Five years ago, when the H1N1 influenza pandemic was big news, we saw a number of hospitals charged with taking shortcuts in protecting their staff by issuing surgical masks instead of N95 respirators, despite CDC recommendations to the contrary (see Nurses Protest Lack Of PPE’s).
While the H1N1 virus proved to be less deadly than first anticipated, this led to great debate over whether Healthcare Workers (HCWs) would report to work during a particularly virulent pandemic.
The answer was – for many – only as long as adequate protective gear was available (see Study: Willingness Of HCWs To Work In A Pandemic). Even before the arrival of H1N1, some doctors expressed doubts they would continue to see patients in a severe pandemic (see Will GP's Work In A Pandemic?).
While Ebola is far from becoming a pandemic, in hospitals which are required to care for Ebola cases, safety concerns still run high among the staff. Yesterday nurses from Texas Health Presbyterian hospital released a statement expressing concern over the safety protocols employed during the treatment of their index case.
A few media stories from overnight include:
Similar reports have come from Spain, where a nurse in Madrid was infected last week (see WSJ Workers at Madrid Hospital Say Spain Was Ill-Prepared for Ebola). All of which I’m sure will be heavily discussed later today when:
National Nurses United Press Release, 10/14/14
National Nurses United, which has been hearing concerns from registered nurses across the U.S. about who believe their hospitals are not properly prepared for the deadly Ebola virus, will hold a national conference call for RNs Wednesday. The call is at 3 p.m.

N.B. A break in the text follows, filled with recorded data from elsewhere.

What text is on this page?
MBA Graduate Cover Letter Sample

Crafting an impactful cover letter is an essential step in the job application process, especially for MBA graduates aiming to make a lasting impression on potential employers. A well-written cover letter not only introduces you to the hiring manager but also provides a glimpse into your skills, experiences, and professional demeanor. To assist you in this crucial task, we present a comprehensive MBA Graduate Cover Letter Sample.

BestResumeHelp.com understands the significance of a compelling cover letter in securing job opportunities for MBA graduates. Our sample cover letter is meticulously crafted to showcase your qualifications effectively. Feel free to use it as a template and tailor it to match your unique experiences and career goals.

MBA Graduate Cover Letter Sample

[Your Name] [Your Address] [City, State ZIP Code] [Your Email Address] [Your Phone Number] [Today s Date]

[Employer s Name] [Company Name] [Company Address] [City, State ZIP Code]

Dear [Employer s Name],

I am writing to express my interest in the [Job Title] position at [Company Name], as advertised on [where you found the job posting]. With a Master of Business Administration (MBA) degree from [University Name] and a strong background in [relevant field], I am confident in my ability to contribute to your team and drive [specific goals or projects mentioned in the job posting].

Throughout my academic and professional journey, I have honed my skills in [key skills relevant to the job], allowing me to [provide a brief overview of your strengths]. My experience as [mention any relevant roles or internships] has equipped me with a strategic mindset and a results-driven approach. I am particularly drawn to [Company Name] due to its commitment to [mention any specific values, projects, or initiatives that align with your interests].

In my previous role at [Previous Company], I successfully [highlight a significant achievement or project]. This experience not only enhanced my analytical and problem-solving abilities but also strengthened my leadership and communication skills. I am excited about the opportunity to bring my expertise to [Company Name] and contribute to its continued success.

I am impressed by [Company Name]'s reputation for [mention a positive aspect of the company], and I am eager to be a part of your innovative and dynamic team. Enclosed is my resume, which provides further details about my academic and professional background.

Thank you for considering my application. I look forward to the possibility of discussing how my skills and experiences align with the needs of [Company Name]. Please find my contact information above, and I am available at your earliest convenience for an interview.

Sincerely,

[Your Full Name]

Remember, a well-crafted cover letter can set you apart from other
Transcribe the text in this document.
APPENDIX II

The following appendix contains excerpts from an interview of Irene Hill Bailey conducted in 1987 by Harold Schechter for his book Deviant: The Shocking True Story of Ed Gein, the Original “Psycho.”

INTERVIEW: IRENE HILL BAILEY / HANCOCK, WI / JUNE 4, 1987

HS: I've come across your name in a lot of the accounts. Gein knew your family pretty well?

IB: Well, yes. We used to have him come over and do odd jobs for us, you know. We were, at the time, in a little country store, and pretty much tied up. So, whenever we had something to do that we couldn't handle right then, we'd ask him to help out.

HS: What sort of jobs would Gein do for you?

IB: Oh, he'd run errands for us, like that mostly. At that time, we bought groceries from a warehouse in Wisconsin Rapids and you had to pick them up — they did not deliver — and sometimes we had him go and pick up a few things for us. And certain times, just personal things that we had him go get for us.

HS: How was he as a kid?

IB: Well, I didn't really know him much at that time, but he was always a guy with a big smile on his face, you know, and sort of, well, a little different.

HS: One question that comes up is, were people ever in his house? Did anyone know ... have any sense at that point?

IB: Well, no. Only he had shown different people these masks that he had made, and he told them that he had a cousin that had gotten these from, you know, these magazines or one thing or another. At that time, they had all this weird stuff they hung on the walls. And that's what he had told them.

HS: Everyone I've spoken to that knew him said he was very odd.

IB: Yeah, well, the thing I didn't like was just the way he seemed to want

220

EST, 12 noon PST.
The call comes as at least one nurse continues to be isolated in a Dallas hospital after having tested positive for the deadly Ebola virus, and reports of other patients being tested with Ebola-like symptoms.
National Nurses United called for all hospitals to have in place the highest standard of optimal protections, including Hazmat suits, and hands-on training to protect all RNs, other hospital personnel to confront Ebola.
On the call, for which more than 4,000 RNs have signed up to call in with the opportunity to ask questions, discussion will include what their hospital is doing or not doing to prepare for Ebola to improve safety for patients, nurses and other hospital personnel, and the communities they serve.
The confidence (or lack, thereof) of nurses in their facility’s ability to deal with Ebola cases is illustrated by the results of a poll included in the above press release:
Current findings show:
- 85 percent say their hospital has not provided education on Ebola with the ability for the nurses to interact and ask questions – a percentage that remains largely unchanged
- 40 percent say their hospital has insufficient current supplies of eye protection (face shields or side shields with goggles) for daily use on their unit; 38 percent say there are insufficient supplies of fluid resistant/impermeable gowns in their hospital – both numbers are increasing as more survey results come in
- 41 percent say their hospital does not have plans to equip isolation rooms with plastic covered mattresses and pillows and discard all linens after use; only 8 percent said they were aware their hospital does have such a plan in place
NNU is calling for all U.S. hospitals to immediately implement a full emergency preparedness plan for Ebola, or other disease outbreaks. That includes:
- Full training of hospital personnel, along with proper protocols and training materials for responding to outbreaks, with the ability for nurses to interact and ask questions.
- Adequate supplies of Hazmat suits and other personal protective equipment.
- Properly equipped isolation rooms to assure patient, visitor, and staff safety.
- Proper procedures for disposal of medical waste and linens after use.
NNU is also calling for significant increases in provision of aid, financial, personnel, and protective equipment, from the U.S., other governments, and private corporate interests to the nations in West Africa directly affected to contain and stop the spread of Ebola.
I’ve heard similar feedback from others in the healthcare industry. Many hospitals have done little more than pin up posters on the wall, urging the staff to visit the CDC Ebola guidance site.
If, as officials have suggested, additional HCWs turn up infected in Dallas, this crisis of confidence among healthcare workers as to whether current infection control protocols are adequate to protect them will only increase.
As anyone who has ever worked in a hospitals already knows - while doctors may run hospitals – it is really the nurses and techs and ancillary staff that make the hospitals run.
And so if we expect them to keep them working in the face of potential Ebola risks, we must go the extra mile to make sure they are not only well-protected, but that they honestly believe their facility is fully committed to doing whatever it takes to protect them and their loved ones.
Simply saying you are isn’t enough, you have to show it.